Sehingga diperlukan solusi untuk mengatasi permasalahan utang sehingga
dibentuklah Kartel penghutang (debtor’s
cartel) selain itu secara sepihak satu atau dua negara penghutang
menghapuskan utang mereka karena dikhawatirkan terjadi koleps. Usulan lain
adalah Renegosiasi untuk meringankan
beban utang negara untuk memperpanjang jatuh tempo pembayaran atau dengan
meringanlan beban bunga yang harus dibayarkan.
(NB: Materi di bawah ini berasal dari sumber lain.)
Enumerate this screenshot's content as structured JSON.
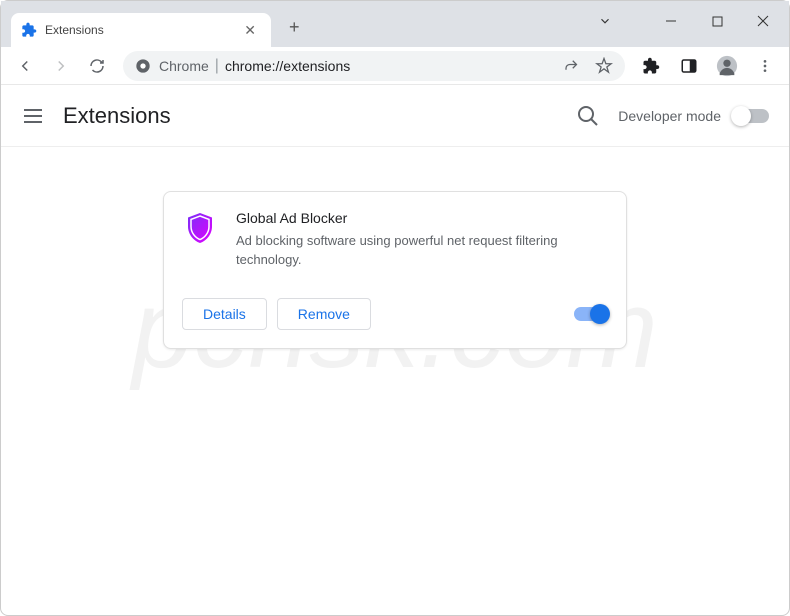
{
  "window": {
    "tab_title": "Extensions"
  },
  "omnibox": {
    "prefix": "Chrome",
    "url": "chrome://extensions"
  },
  "ext_page": {
    "title": "Extensions",
    "dev_mode_label": "Developer mode",
    "dev_mode_on": false
  },
  "extension": {
    "name": "Global Ad Blocker",
    "description": "Ad blocking software using powerful net request filtering technology.",
    "details_label": "Details",
    "remove_label": "Remove",
    "enabled": true
  },
  "watermark": "pcrisk.com"
}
Rencana Brady (Brady Plan) merupakan usulan atas menteri Keuangan
AS, Nicholas Brady, pada tahun 1989 yang merencakan untuk meminimlaisir
kerugian dari bank-bank komersial melalui upaya penghapusan utang tetapi sisa
pinjaman tidak dihapuskan yang akan dijamin dengan IMF dan World Bank asalkan
negara berkembang yang bersangkutan bersedia untuk melaksanakan program penyesuaian yang diusulakn oleh IMF dan
mempromoiskan pasar bebas. Pertukaran
utang untuk modal (debt-for-equity
swap). Kebijakan ini bisa
dilakukan dalam kerangka privatisasi, sehingga diperoleh sinergi yang mampu
mendongkrak harga pasar.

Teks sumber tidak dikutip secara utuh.